In an educational review published in the journal Pediatric Nephrology, clinicians at UC Davis and Oregon Health & Science University discuss an important procedure for children with advanced kidney disease: tidal continuous cycling peritoneal dialysis (TPD). The paper outlines the advantages of this approach and highlights several clinical nuances to help nephrologists embrace the procedure.
“Around 10% of children with chronic disease get TPD, but there’s a lot of confusion about the procedure and how to prescribe it,” said Lavjay Butani, chief of pediatric nephrology at UC Davis Health and first author of the paper. “We wanted to clarify some of the confusing guidelines and really go into the benefits.”
Unlike hemodialysis, which pumps blood out of the body to be externally filtered, peritoneal dialysis uses the abdominal lining to naturally clear impurities from the blood. And while hemodialysis must be performed at a clinical facility, peritoneal dialysis can be performed at home.
The procedure uses a device called a cycler, which provides dialysis each night. The cycler is attached to a catheter in the child’s abdomen to remove impurities and excess fluid. In the paper, the authors draw distinctions between the two forms of peritoneal dialysis: continuous cycling (CCPD) and TPD.
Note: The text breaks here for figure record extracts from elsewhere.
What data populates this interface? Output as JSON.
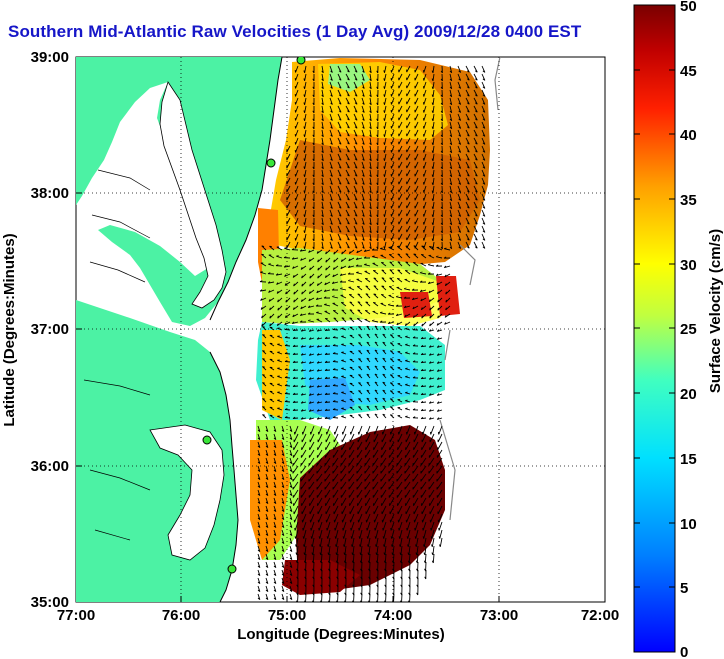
{
  "title": "Southern Mid-Atlantic Raw Velocities (1 Day Avg) 2009/12/28 0400 EST",
  "map": {
    "xlabel": "Longitude (Degrees:Minutes)",
    "ylabel": "Latitude (Degrees:Minutes)",
    "xticks": [
      "77:00",
      "76:00",
      "75:00",
      "74:00",
      "73:00",
      "72:00"
    ],
    "yticks": [
      "39:00",
      "38:00",
      "37:00",
      "36:00",
      "35:00"
    ],
    "colors": {
      "land": "#4cf2a4",
      "ocean": "#ffffff",
      "station": "#39e639"
    }
  },
  "colorbar": {
    "label": "Surface Velocity (cm/s)",
    "ticks": [
      "50",
      "45",
      "40",
      "35",
      "30",
      "25",
      "20",
      "15",
      "10",
      "5",
      "0"
    ]
  }
}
“Instead of completely emptying the abdomen of the dialysis fluid, which is what you typically do with CCPD, TPD leaves a little bit inside to bathe or float the catheter,” said Butani. “The main advantage is that it reduces discomfort, which can be a substantial barrier to successful dialysis.”
During the night, the dialysis is performed multiple times. By leaving a little fluid in the abdomen, and only draining completely every three or four cycles, TPD helps keep the catheter in place. This can dramatically reduce pain. By making this nightly procedure more comfortable, TPD can potentially increase compliance and improve patients’ health.
While the literature review confirmed that TPD reduces pain compared to CCPD, there was little evidence to show that it more effectively removes waste. However, it may benefit kids undergoing high-volume dialysis or those who have a lot of fluid in their abdomens.
The authors note that there are no obvious disadvantages to TPD, as long as it is done properly. For example, the fluid must be completely drained every few cycles, or it can build up and cause discomfort. The paper also provides numerous insights to help nephrologists write the most effective TPD prescriptions.
“We feel this type of home dialysis is effective and improves quality of life for pediatric patients,” Butani said. “We hope nephrologists will become more familiar with TPD and prescribe it more frequently, as appropriate, for their patients.”
The co-authors of this paper are Maha Haddad of UC Davis Health and Mark Joseph of Oregon Health & Science University.